Creating a ‘hand-made’ data versions dictionnary

Notebook handmade_data_selection is an example of how to create a data versions dictionnary in a hard-coded mode. However, that example is based on an old structure of such dictionnaries and would have to be slightly reworked to match the actual structure

Checking ESGF errata

Notebook Check_errata is intended to automatically verify a subset of those datasets that are registered in a data versions dictionnary, against the ESGF errata system.

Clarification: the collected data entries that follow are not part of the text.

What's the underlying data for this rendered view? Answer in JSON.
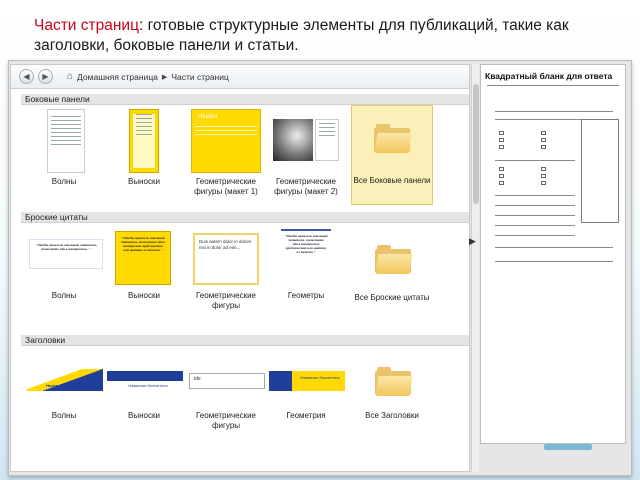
{
  "caption": {
    "highlight": "Части страниц",
    "rest": ": готовые структурные элементы для публикаций, такие как заголовки, боковые панели и статьи."
  },
  "nav": {
    "back_icon": "◀",
    "forward_icon": "▶",
    "home_icon": "⌂",
    "separator": "▶",
    "crumbs": [
      "Домашняя страница",
      "Части страниц"
    ]
  },
  "sections": {
    "sidebars": "Боковые панели",
    "quotes": "Броские цитаты",
    "headings": "Заголовки"
  },
  "sidebars": [
    {
      "label": "Волны"
    },
    {
      "label": "Выноски"
    },
    {
      "label": "Геометрические фигуры (макет 1)",
      "thumb_title": "Header"
    },
    {
      "label": "Геометрические фигуры (макет 2)"
    },
    {
      "label": "Все Боковые панели"
    }
  ],
  "quotes": [
    {
      "label": "Волны",
      "text": "\"Чтобы привлечь внимание читателя, поместите здесь интересное...\""
    },
    {
      "label": "Выноски",
      "text": "\"Чтобы привлечь внимание читателя, поместите здесь интересное предложение или цитату из текста.\""
    },
    {
      "label": "Геометрические фигуры",
      "text": "Duis autem dolor in dolore nisl in dolor ad eim..."
    },
    {
      "label": "Геометры",
      "text": "\"Чтобы привлечь внимание читателя, поместите здесь интересное предложение или цитату из текста.\""
    },
    {
      "label": "Все Броские цитаты"
    }
  ],
  "headings": [
    {
      "label": "Волны",
      "text": "Название бюллетеня"
    },
    {
      "label": "Выноски",
      "text": "Название бюллетеня"
    },
    {
      "label": "Геометрические фигуры",
      "text": "ide"
    },
    {
      "label": "Геометрия",
      "text": "Название бюллетеня"
    },
    {
      "label": "Все Заголовки"
    }
  ],
  "preview": {
    "title": "Квадратный бланк для ответа"
  },
  "colors": {
    "caption_highlight": "#d0021b",
    "selected_bg": "#fbefba",
    "callout_yellow": "#ffd900",
    "heading_blue": "#1f3f9a"
  }
}
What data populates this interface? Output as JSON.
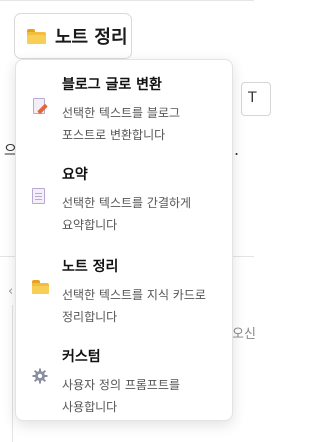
{
  "trigger": {
    "label": "노트 정리",
    "icon": "folder-icon"
  },
  "background": {
    "input_fragment": "T",
    "text_left": "으",
    "text_right": ".",
    "corner_glyph": "‹",
    "right_text": "오신"
  },
  "menu": {
    "items": [
      {
        "title": "블로그 글로 변환",
        "description": "선택한 텍스트를 블로그 포스트로 변환합니다",
        "icon": "document-pen-icon"
      },
      {
        "title": "요약",
        "description": "선택한 텍스트를 간결하게 요약합니다",
        "icon": "document-icon"
      },
      {
        "title": "노트 정리",
        "description": "선택한 텍스트를 지식 카드로 정리합니다",
        "icon": "folder-icon"
      },
      {
        "title": "커스텀",
        "description": "사용자 정의 프롬프트를 사용합니다",
        "icon": "gear-icon"
      }
    ]
  },
  "colors": {
    "folder": "#f3be3f",
    "gear": "#8a8fa0",
    "pen": "#e2683c",
    "border": "#e3e3e3"
  }
}
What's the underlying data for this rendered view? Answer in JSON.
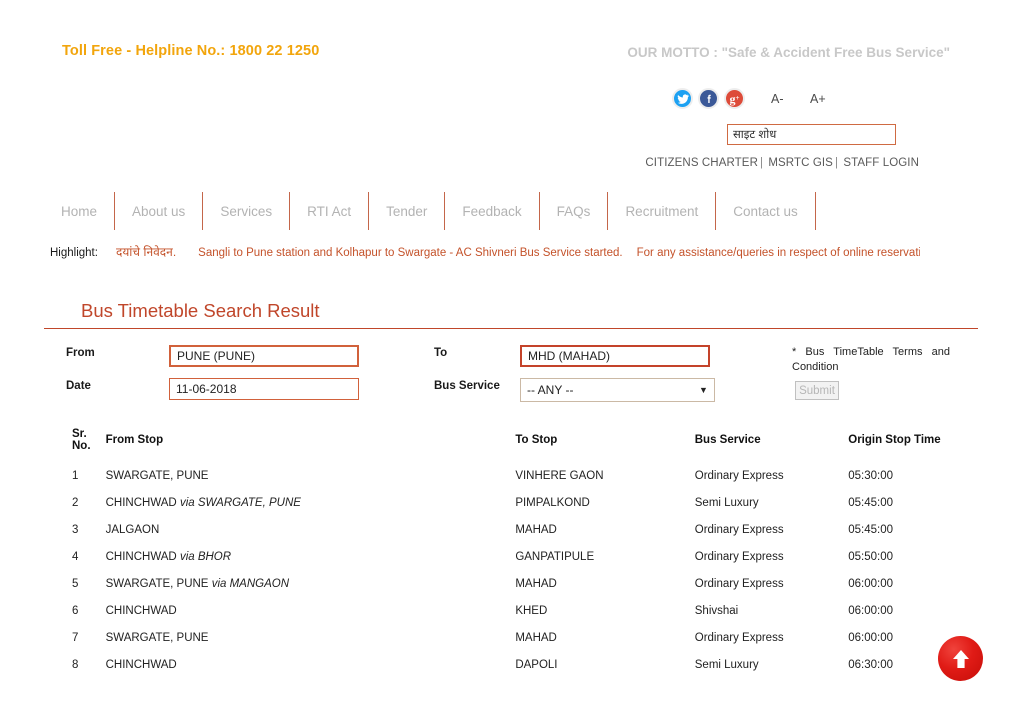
{
  "header": {
    "toll_free": "Toll Free - Helpline No.: 1800 22 1250",
    "motto": "OUR MOTTO : \"Safe & Accident Free Bus Service\"",
    "font_decrease": "A-",
    "font_increase": "A+",
    "social": [
      {
        "name": "twitter-icon",
        "label": "t",
        "color": "#1da1f2"
      },
      {
        "name": "facebook-icon",
        "label": "f",
        "color": "#3b5998"
      },
      {
        "name": "googleplus-icon",
        "label": "g+",
        "color": "#dd4b39"
      }
    ],
    "search": {
      "placeholder": "साइट शोध",
      "value": ""
    },
    "quicklinks": [
      {
        "label": "CITIZENS CHARTER"
      },
      {
        "label": "MSRTC GIS"
      },
      {
        "label": "STAFF LOGIN"
      }
    ],
    "quicklink_separator": "|"
  },
  "nav": {
    "items": [
      {
        "label": "Home",
        "key": "home"
      },
      {
        "label": "About us",
        "key": "about-us"
      },
      {
        "label": "Services",
        "key": "services"
      },
      {
        "label": "RTI Act",
        "key": "rti-act"
      },
      {
        "label": "Tender",
        "key": "tender"
      },
      {
        "label": "Feedback",
        "key": "feedback"
      },
      {
        "label": "FAQs",
        "key": "faqs"
      },
      {
        "label": "Recruitment",
        "key": "recruitment"
      },
      {
        "label": "Contact us",
        "key": "contact-us"
      }
    ]
  },
  "highlight": {
    "label": "Highlight:",
    "marathi": "दयांचे निवेदन.",
    "item1": "Sangli to Pune station and Kolhapur to Swargate - AC Shivneri Bus Service started.",
    "item2": "For any assistance/queries in respect of online reservation"
  },
  "main": {
    "title": "Bus Timetable Search Result",
    "form": {
      "from_label": "From",
      "from_value": "PUNE (PUNE)",
      "date_label": "Date",
      "date_value": "11-06-2018",
      "to_label": "To",
      "to_value": "MHD (MAHAD)",
      "bus_service_label": "Bus Service",
      "bus_service_value": "-- ANY --",
      "bus_service_options": [
        "-- ANY --"
      ],
      "terms_note": "*   Bus   TimeTable   Terms   and Condition",
      "submit_label": "Submit"
    },
    "table": {
      "columns": [
        "Sr. No.",
        "From Stop",
        "To Stop",
        "Bus Service",
        "Origin Stop Time"
      ],
      "rows": [
        {
          "sr": "1",
          "from": "SWARGATE, PUNE",
          "via": "",
          "to": "VINHERE GAON",
          "service": "Ordinary Express",
          "time": "05:30:00"
        },
        {
          "sr": "2",
          "from": "CHINCHWAD",
          "via": "SWARGATE, PUNE",
          "to": "PIMPALKOND",
          "service": "Semi Luxury",
          "time": "05:45:00"
        },
        {
          "sr": "3",
          "from": "JALGAON",
          "via": "",
          "to": "MAHAD",
          "service": "Ordinary Express",
          "time": "05:45:00"
        },
        {
          "sr": "4",
          "from": "CHINCHWAD",
          "via": "BHOR",
          "to": "GANPATIPULE",
          "service": "Ordinary Express",
          "time": "05:50:00"
        },
        {
          "sr": "5",
          "from": "SWARGATE, PUNE",
          "via": "MANGAON",
          "to": "MAHAD",
          "service": "Ordinary Express",
          "time": "06:00:00"
        },
        {
          "sr": "6",
          "from": "CHINCHWAD",
          "via": "",
          "to": "KHED",
          "service": "Shivshai",
          "time": "06:00:00"
        },
        {
          "sr": "7",
          "from": "SWARGATE, PUNE",
          "via": "",
          "to": "MAHAD",
          "service": "Ordinary Express",
          "time": "06:00:00"
        },
        {
          "sr": "8",
          "from": "CHINCHWAD",
          "via": "",
          "to": "DAPOLI",
          "service": "Semi Luxury",
          "time": "06:30:00"
        }
      ],
      "via_word": "via"
    }
  },
  "scroll_top": {
    "name": "scroll-to-top-button",
    "color": "#e01b16"
  },
  "colors": {
    "accent_orange": "#f2a50c",
    "accent_red": "#c0462a",
    "nav_divider": "#c4664a",
    "highlight_text": "#c4522a"
  }
}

It uses a service point of this system which, at the time of CAMMAC development, was not yet fully stabilized, and which may have change and break the logic. The errata system provides mesages which have to be manually interpreted. For helping with that, the notebook organizes its output (in printed and json format) by grouping the error messages by variable, then by severity and then by error message text.

Checking data ranges

Notebook Check_ranges prints user-chosen field statistics ot user-chose time statistics for a series of variables and experiments.

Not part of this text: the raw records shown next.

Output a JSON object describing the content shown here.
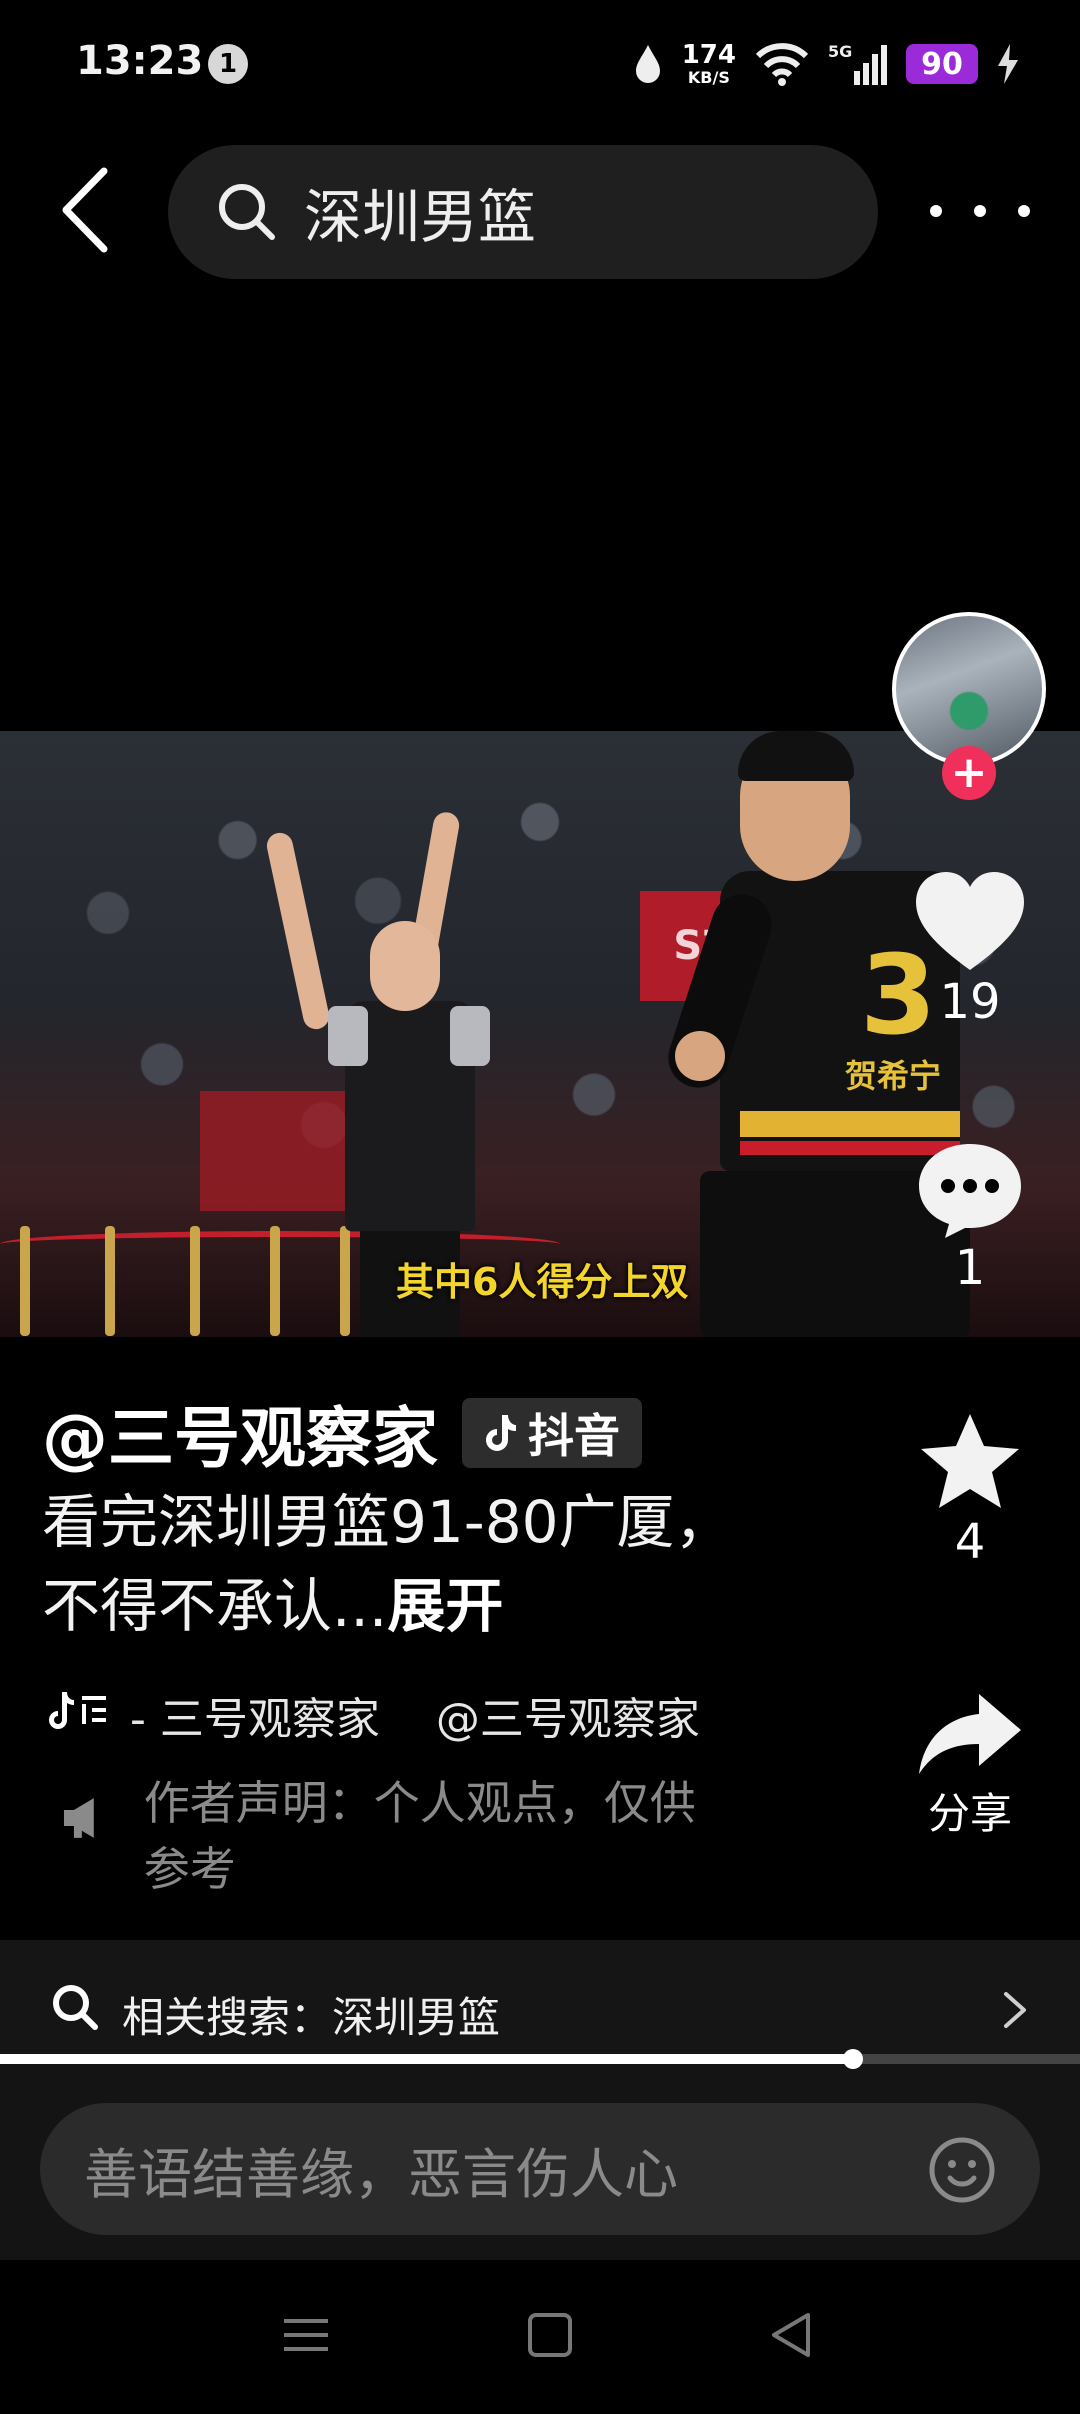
{
  "status_bar": {
    "time": "13:23",
    "notification_count": "1",
    "net_speed": "174",
    "net_unit": "KB/S",
    "network": "5G",
    "battery": "90"
  },
  "header": {
    "search_query": "深圳男篮"
  },
  "video": {
    "subtitle": "其中6人得分上双",
    "banner_text": "SZL",
    "jersey_number": "3",
    "jersey_name": "贺希宁"
  },
  "actions": {
    "likes": "19",
    "comments": "1",
    "favorites": "4",
    "share_label": "分享"
  },
  "post": {
    "author": "@三号观察家",
    "badge": "抖音",
    "description": "看完深圳男篮91-80广厦，不得不承认...",
    "expand_label": "展开",
    "music": "- 三号观察家",
    "mention": "@三号观察家",
    "statement": "作者声明：个人观点，仅供参考"
  },
  "related_search": {
    "label": "相关搜索：深圳男篮"
  },
  "playback": {
    "progress": 0.79
  },
  "comment_box": {
    "placeholder": "善语结善缘，恶言伤人心"
  },
  "colors": {
    "battery": "#9b2bd8",
    "follow": "#f0305a",
    "subtitle": "#f4d52c"
  }
}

It allows to detect e.g. those models which don’t use the common units. The field and time statistics are specified in CDO argument syntax, and allow to elaborate complex operations thanks to CDO operators piping syntax

Checking that data available on ESGF is locally available

Notebook Check_errata queries the ESGF for latest version for a series of variables and experiments and checks its availability on the local file system;

At the time of writing, this notebook is tune for the ESPRI computing system and makes use of the file hierarchy known on this system. It can be run automatically, e.g. using job datasets_stat.sh. It prints its results and send them to a list of email adresses

Pre-processing data for generating derived variables

Notebook create_derived_variable allows to create datafiles for some derived variables, for a selection of the experiments (using those datasets described in a data versions dictionnary). These derived variables are defined using CDO operators piping syntax and can have any frequency

Note

There are other, on-the-fly, ways to create derived variables; see Variable derivation

The default settings allow to derive the annual number of dry days and the average daily rain amount (or non-dry days), from the daily precipitation data.

In order to allow for incremental processing of numerous datasets, a setting allows to avoid recomputing already existing derived data.

The notebook produces a version of the dataset versions dictionnary which is extended with the description of the derived variables; it stores the output data at a location and with a file naming convention which is fully configurable. This information on derived variables location and organization can be provided to CAMMAC by some CliMAF call such as

>>> derived_variables_pattern  = "/data/ssenesi/CMIP6_derived_variables/${variable}"
>>> derived_variables_pattern += "/${variable}_${table}_${model}_${experiment}_${realization}_${grid}_${version}_${PERIOD}.nc"
>>> derived_variable_table='yr'
>>> climaf.dataloc.dataloc(project='CMIP6', organization='generic', url=derived_variables_pattern, table=derived_variable_table)

This is actually the case, by default : the first three commands are included in (relevant) notebooks parameters setting cell, and the last one in all notebooks as described there.